Perde kalkarsa ne sen kalırsın ne de ben
Ebu'l Hasan Harakani
Geldi geçti ömrüm benim
Şol yel esip geçmiş gibi
Hele bana şöyle gelir
Şol göz yumup açmış gibi
Yunus Emre
Vasıl olmaz kimse Hakk'a cümleden dur olmadan
Kenz açılmaz şol gönulde ta ki pür-nur olmadan
Sür çıkar ağyarı dilden ta tecelli ide Hakk
Padişah konmaz saraya hane ma'mur olmadan
Şemseddin-i Sivasi Hz
İş bu söze Hak tanıktır
Bu can gövdeye konuktur
Bir gün ola çıka gide
Kafesten kuş uçmuş gibi
Yunus Emre
Zat-ı Hakk'da mahrem-i irfan olan anlar bizi
İlm-i sır'da bahr-i bi-pâyan olan anlar bizi
Bu fena gülzârına tâlip olanlar anlamaz
Vech-i bâki hüsnüne hayran olan anlar bizi
Niyâzî-i Mısrî
Bir kez gönül yıktınısa
Bu kıldığın namaz değil
Yetmiş iki millet dahi
Elin yüzün yumaz değil
Yunus Emre
Ârifin her bir sözünü duymaya insan gerek
Bu cihanda sanmayız hayvan olan anlar bizi
Ey Niyâzi katremiz deryaya saldık biz bu gün
Katre nice anlasın ummân olan anlar bizi
Niyâzî-i Mısrî
Bir gönülü yaptınısa
Er eteğin tuttunusa
Bir kez hayır ettinise
Binde bir ise az değil
Yunus Emre
Hikmet ehli zatlar buyuruyor ki: Niye evliya zatları herkes seviyor da, biz birbirimizi sevemiyoruz?
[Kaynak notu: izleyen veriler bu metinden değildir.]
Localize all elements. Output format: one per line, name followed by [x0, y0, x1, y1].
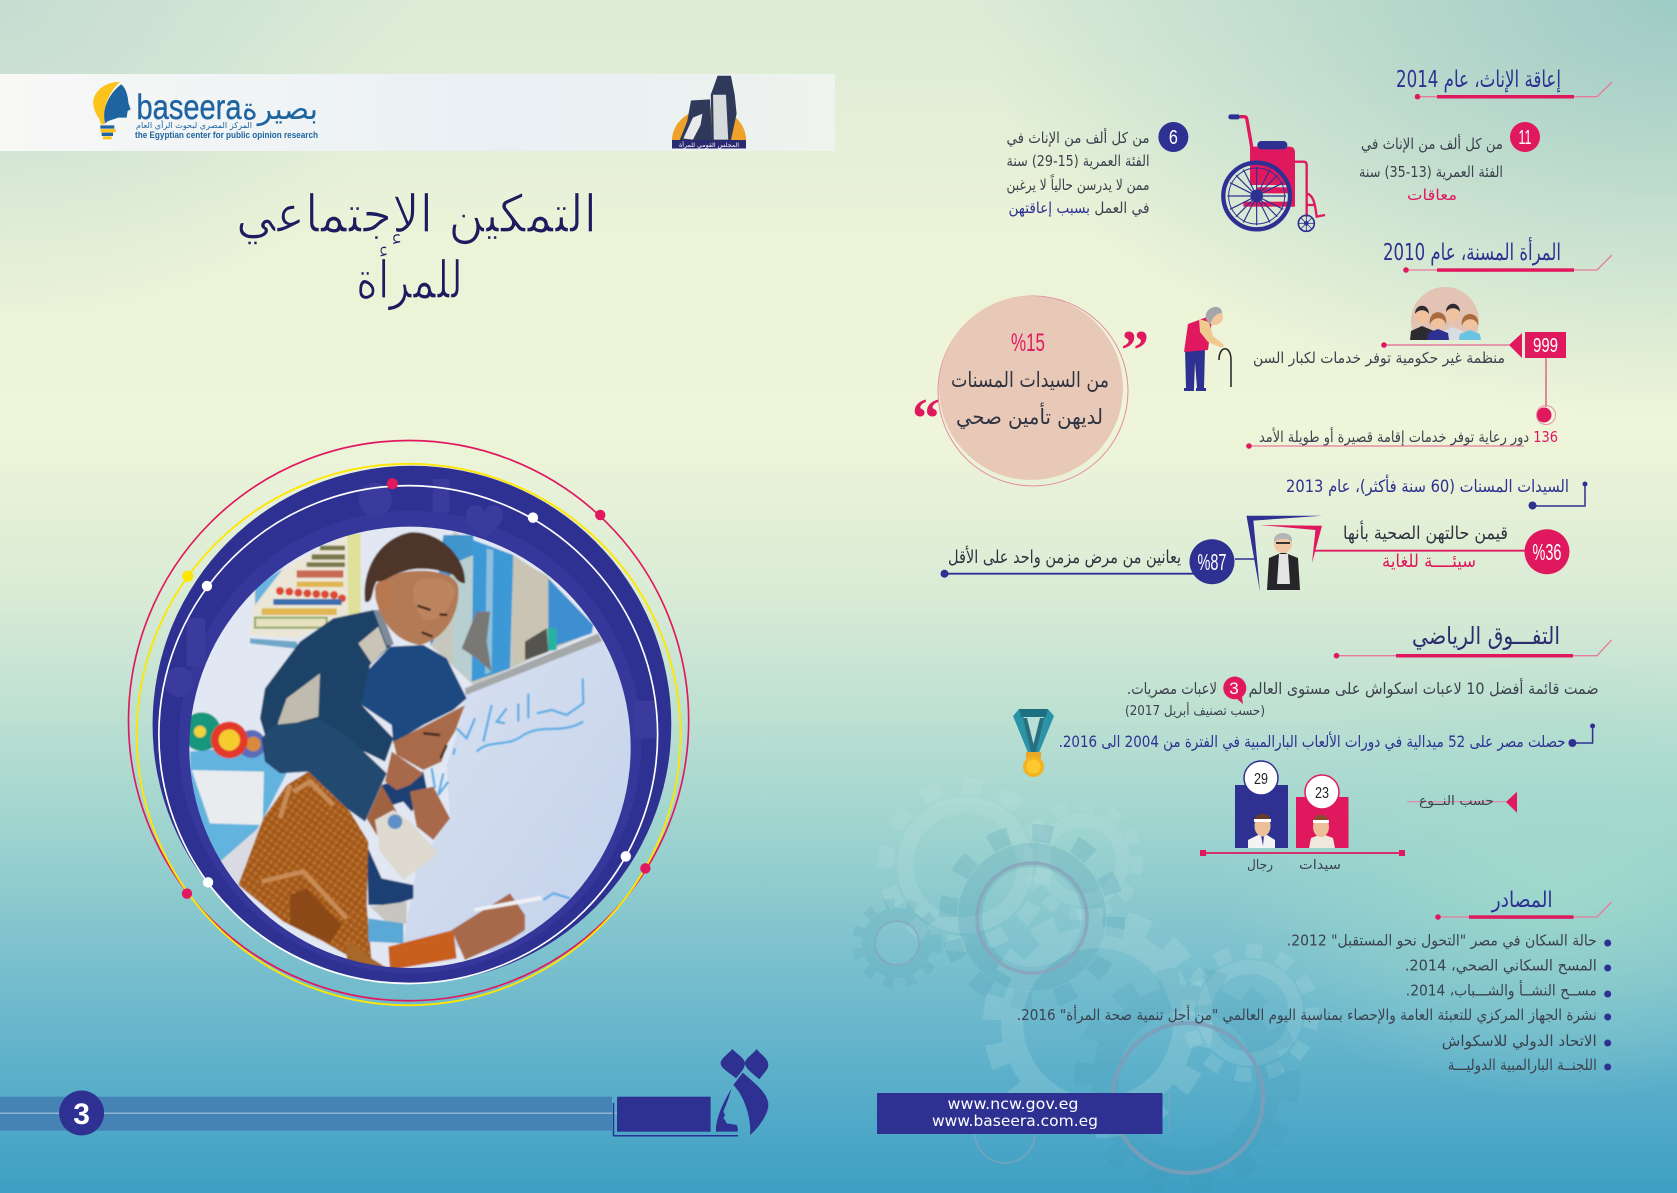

Neden kalblerimiz kırılıyor, çok sıkıntı oluyor? Bunların sebebi, kul hakkına riayet etmemek ve haramlardan sakınmamaktır.
Allahü teâlâ günahları ikiye ayırmıştır: 1- Kendisiyle kulları arasındaki günahlar. 2- Kulların birbiri arasındaki günahlar, kul hakları.
Cenab-ı Hak, kendisiyle kulu arasındaki günahları affeder veya cezalandırır. Bu, Rabbimizin bileceği iştir, ama kullar arasındaki günahlarda mutlaka adalet olacaktır. Yani ahirette kul haklarından herkes hesaba çekilecektir. Peygamber efendimiz buyuruyor ki: (Ahirette sırat köprüsünde her Müslümana yedi sual sorulacaktır. Birincisi imandan sorulacaktır, ikincisi namazdan, üçüncüsü oruçtan, dördüncüsü hacdan, beşincisi zekâttan, altıncısı gusülden sorulacaktır. Yedinci suale gelince, Peygamberler bile masum oldukları halde, bu sualden korkarlar. O da kul hakkıdır.)
Bir kimse, Peygamberlerin yaptığı ibadetleri yapsa, fakat üzerinde başkasının bir kuruş hakkı bulunsa, bu bir kuruşu ödemedikçe, Cennete giremez. Kul hakkı o kadar mühim ki, bir dank [yarım gram gümüş] hak için, cemaatle kılınmış, kabul olmuş 700 namazın sevabı alınıp, hak sahibine verilecektir, sevabı yoksa onun günahı buna yüklenecektir.
Peygamber efendimiz, müflis olanı yani iflas eden kimseyi şöyle bildiriyor: (Müflis, şu kimsedir ki, kıyamette, amel defterinde pek çok namaz, oruç ve zekât sevabı bulunur, fakat bazılarına çeşitli yönden zararı dokunmuştur. Sevabları, bu hak sahiplerine verilir. Hakları ödenmeden önce sevabları biterse, hak sahiplerinin günahları, bunun üzerine yükletilip Cehenneme atılır.)
İşte, kul hakkının önemini bilip bundan sakınan bir Müslüman, kesinlikle tartışmaya giremez, kavga edemez, kalb kıramaz, çünkü kul hakkından korkar. Hele kalb kırarak kul hakkına girmek, çok büyük günahtır. Bunun için Peygamber efendimiz buyuruyor ki: (Bir müminin kalbini kırmak, 70 defa Kâbe'yi yıkmaktan büyük günahtır.)
Din kitaplarımızda, (Hanımının hak ve hukukuna riayet edemeyecek olan, kul hakkına girmemek için evlenmesin) buyuruluyor. Yani kadın, esir değildir, köle değildir, hizmetçi de değildir.
Bazı din büyükleri, kul hakkı geçmesin diye, kendi hanımından, kendi çocuğundan bile, bir bardak su istemez, kalkıp kendileri alır, bazı büyükler de, emir vermemiş olmak için, (Bir bardak su verir misin?) derler, kul hakkından çok korkarlardı.